Sebastian Barry’s play The Steward of Christendom tells the story of Irishman Thomas Dunne, the former chief of the Dublin Metropolitan Police who is now confined to an asylum. He reminisces about his personal and professional life, going back and forth between lucidity and seeming incoherence. A Roman Catholic still loyal to the British crown, Dunne looks back at the consequences of that loyalty.
The play opens with a monologue by Dunne as he appears to be reliving a scene from his childhood, but that wasn’t always the opening monologue. The first opening monologue was cut from the original production of the play due to transition challenges it presented for the actor.
In a fall production of the play by the Mark Taper Forum in Los Angeles, the director drew upon the Sebastian Barry archive at the Ransom Center to re-integrate the deleted monologue back into the play.
In the omitted speech, Dunne describes breaking up the famous 1913 labor protest at which Irish trade union leader James Larkin appeared to address a crowd of 20,000 striking transit workers who had been locked out by their employers.
Director Steven Robman first read about the deleted monologue in an academic essay written by University of Texas at Austin English Professor Elizabeth Cullingford. The essay appeared in a compendium about Barry’s work called Out of History: Essays on the Writings of Sebastian Barry (Catholic University of America Press, 2006). Robman asked Barry about the deleted monologue, and the playwright asked the Ransom Center to send scans of the original manuscript material to Los Angeles.
“This [event] is extremely important in Irish history, but it is little known to Americans,” said Robman. “It is also a crucial event in Thomas’s personal history, as it underscores his fall from grace in the eyes of Irish republicans.”
In the published version of the play, Dunne makes multiple references to Larkin, but there is no detailed description of the 1913 protest. Robman thought that adding the speech back in might help the audience understand the context of Dunne’s “vanished world.”

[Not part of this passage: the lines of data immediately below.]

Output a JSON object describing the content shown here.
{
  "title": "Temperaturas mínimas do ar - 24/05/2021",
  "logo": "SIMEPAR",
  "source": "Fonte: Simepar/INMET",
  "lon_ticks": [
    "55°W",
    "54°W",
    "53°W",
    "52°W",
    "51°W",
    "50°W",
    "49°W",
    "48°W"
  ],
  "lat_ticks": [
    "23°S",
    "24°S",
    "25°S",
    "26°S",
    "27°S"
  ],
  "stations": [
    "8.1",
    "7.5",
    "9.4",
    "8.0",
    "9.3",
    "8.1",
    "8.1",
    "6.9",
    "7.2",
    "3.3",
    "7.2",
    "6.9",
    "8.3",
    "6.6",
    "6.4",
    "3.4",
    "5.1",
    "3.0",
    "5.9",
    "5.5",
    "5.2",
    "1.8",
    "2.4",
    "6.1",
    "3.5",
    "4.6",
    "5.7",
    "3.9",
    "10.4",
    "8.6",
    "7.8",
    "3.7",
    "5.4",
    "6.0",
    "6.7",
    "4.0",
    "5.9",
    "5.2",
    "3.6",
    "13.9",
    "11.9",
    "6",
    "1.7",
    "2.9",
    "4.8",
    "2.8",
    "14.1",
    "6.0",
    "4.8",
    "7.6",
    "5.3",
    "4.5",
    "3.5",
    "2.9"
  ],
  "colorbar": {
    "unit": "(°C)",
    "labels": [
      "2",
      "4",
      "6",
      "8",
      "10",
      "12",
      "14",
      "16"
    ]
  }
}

Robman learned that the monologue was cut from the original version because the transition between the Larkin speech—intended as a sort of prologue—and the speech as he’s reliving a childhood memory felt too awkward for Donal McCann, the lead actor in the original production.
Robman experimented with different placements of the monologue, finally inserting it later in the play almost as an aside that Dunne delivers to himself while one other character is on stage. Barry himself called the Larkin protest “the moment that made Thomas hated in Irish folklore and history.”
Robman also worked with the playwright to add a few words or substitute words throughout the script to allow an American audience to have an easier time with certain historical references or unfamiliar vocabulary, though the monologue is the largest change.